The last time I went to the California Central Coast with my friends, we rented a house at Shell Beach for $175 a night (summer rates). This time my husband, puppy and I stayed in our trailer at a KOA RV park where we own a time share. The cost for this trip would have been $132 for two nights, but since we own the time-share it is free. Even the wi-fi was free this trip, but it is usually $10 per 24 hour period.
It’s almost like being in a gated community. …without the gate.
There are about as many varieties of RVs here as there are campers. It’s not as interesting as walking up the streets of Berkeley, but there is a story there which I’ll tell you in another blog. What you see in this picture are the park model trailers that belong to the park. When you buy a time share you get a free week in one of the park models, so it’s nice if you have family that can join you. My brother and I stayed in one once because they have two bedrooms so it’s almost like home. You just bring your own linens, and you’re set for the week.
The grounds are well-kept and the flowers… that’s another story as well…
If you’ve read my blog you can go back and read about the Avila Barn to get the setting. This particular park is right across Ontario Avenue from the Avila Barn where you can pick up all kinds of fresh vegetables grown right there. If you walk down Ontario across a bridge, you come to the entrance of a bike path (one of my favs). This path takes you 1.5 miles to a cute grocery story/restaurant where you can get anything for the price millionaires pay. Or you can walk three miles all the way to Avila Beach.
Inside the park it’s quiet except for the freeway which runs directly behind the park above the trees. I tried to capture a picture or a car or truck passing in that little area of sky to show how close it is, but even though I could hear traffic, the trees hid all the cars from my view. Back to the quiet aspect – The reason for the QUIET is the live-in managers who go out of their way to be friendly, visible, and manage us well. Several managers have come and gone since we’ve come, but they are always nice. This current manager gave me a photography lesson, and several photography magazines when he saw me taking pictures around the park. So I took his picture.
Ah yes, QUIET. I guess the better word would be SLOW, and slow seems to produce quiet. All ages come to the park, but it seems to be a majority of older people who bring their whole families.
There are lots of activities here, and you wouldn’t even have to go anywhere else if family time is the object of your trip.
The pool is heated to 85 degrees year round. My brother and I swam at night in March and were perfectly comfortable.
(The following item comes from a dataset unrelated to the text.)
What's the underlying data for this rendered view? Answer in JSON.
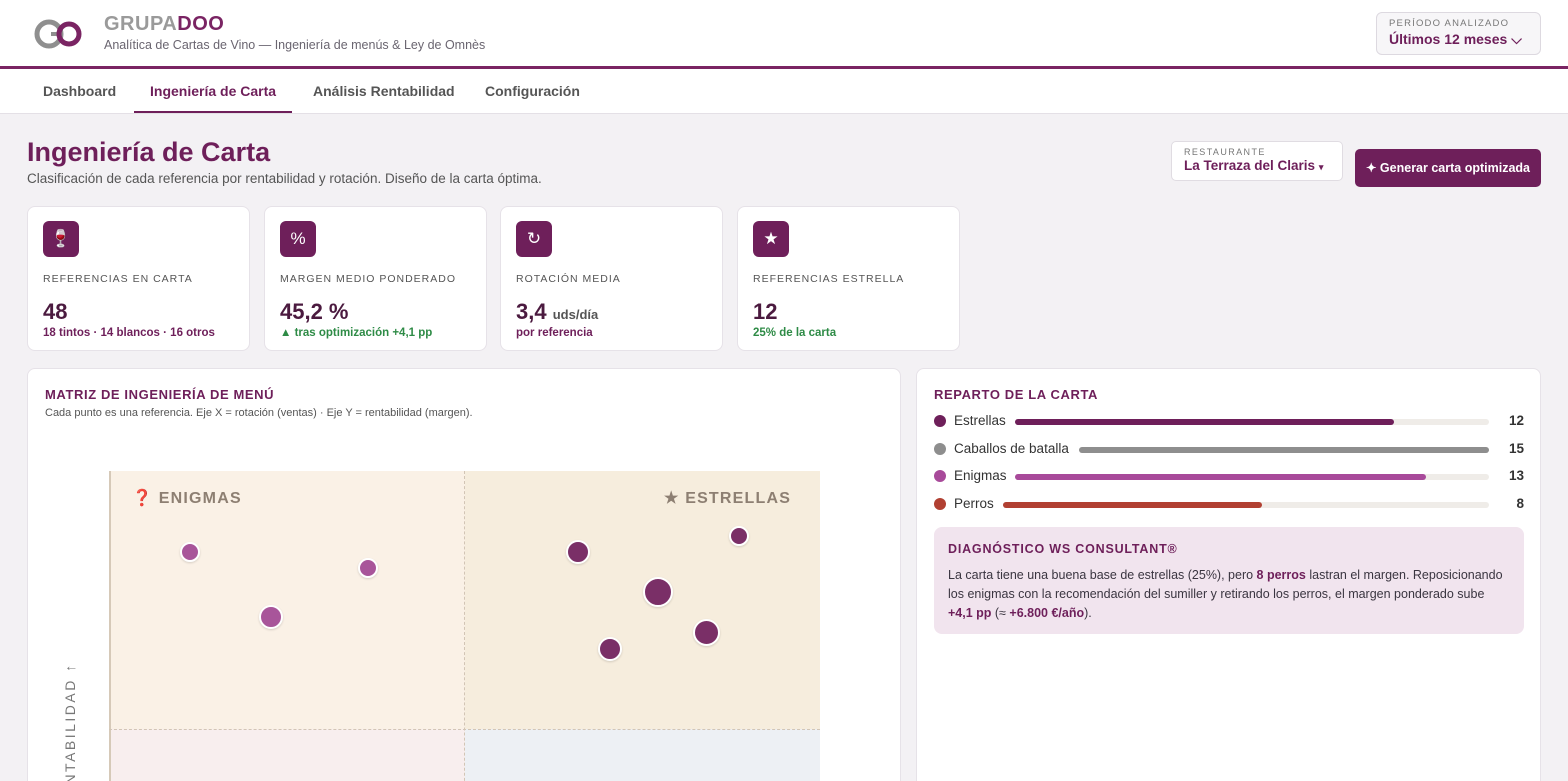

If we got a little cold we climbed into the spa. Had we wanted to, we could have washed the chlorine off of us in an outdoor shower. We didn’t do that, and unlike at the beach, I’ve never seen anyone else do it either.
I have never seen a movie on the outdoor screen, but when Smiley (no kidding, that was his name) sold us the time share, he said that the park shows a movie every Saturday night.
One young man and his son were pretty capable basket ball shooters, so I had fun trying to capture their intense expressions and pretend I was a sports photographer. I needed my 70-300 lens, but I hadn’t expected to use it, so it was in the trailer.
I thought I was all done taking pictures of the stars, but as I started to leave, Dad took a few shots, so how could I stop?
Twins enjoyed the slide while their grandparents watched them.
People walk their , babies, dolls, dogs and ride bikes around the park, but the managers are vigilant.
Years ago one of our friends almost got escorted out of the park because the previous managers had asked her son to slow down two or three times when he was riding his bike. – and he was 7, so you know how long he remembered that!!! Doggies, you have to watch your pees and Qs, too,
(JK, but don’t press your luck,
poopies, ops puppies.)
Nobody has even scuffed the paint on the shuffleboard. You can decide what that means.
There’s also a clubhouse.
Inside you can play cards or working jigsaw puzzles with friends, enjoy an evening by the fire reading old books that other visitors have donated, play ping-pong or table shuffleboard. That shuffle board table is VERY scuffed. My inside pictures came out poorly. Maybe in my next article, I’ll share them.
Each Saturday and Sunday the park staff cooks a simple breakfast that campers may purchase for about $5.00. We haven’t done that yet, but we did go to a pot luck dinner once and had a good time.
Since many people are here with family members or friends, you smell a lot of outdoor cooking. I usually walk 1.5 miles and have bagels, cream cheese, lox, capers and fresh tomatoes and fruit.
The accommodations are as elegant inside as you want to make them. Ours are simple, but comfortable, and Kalev is welcome here.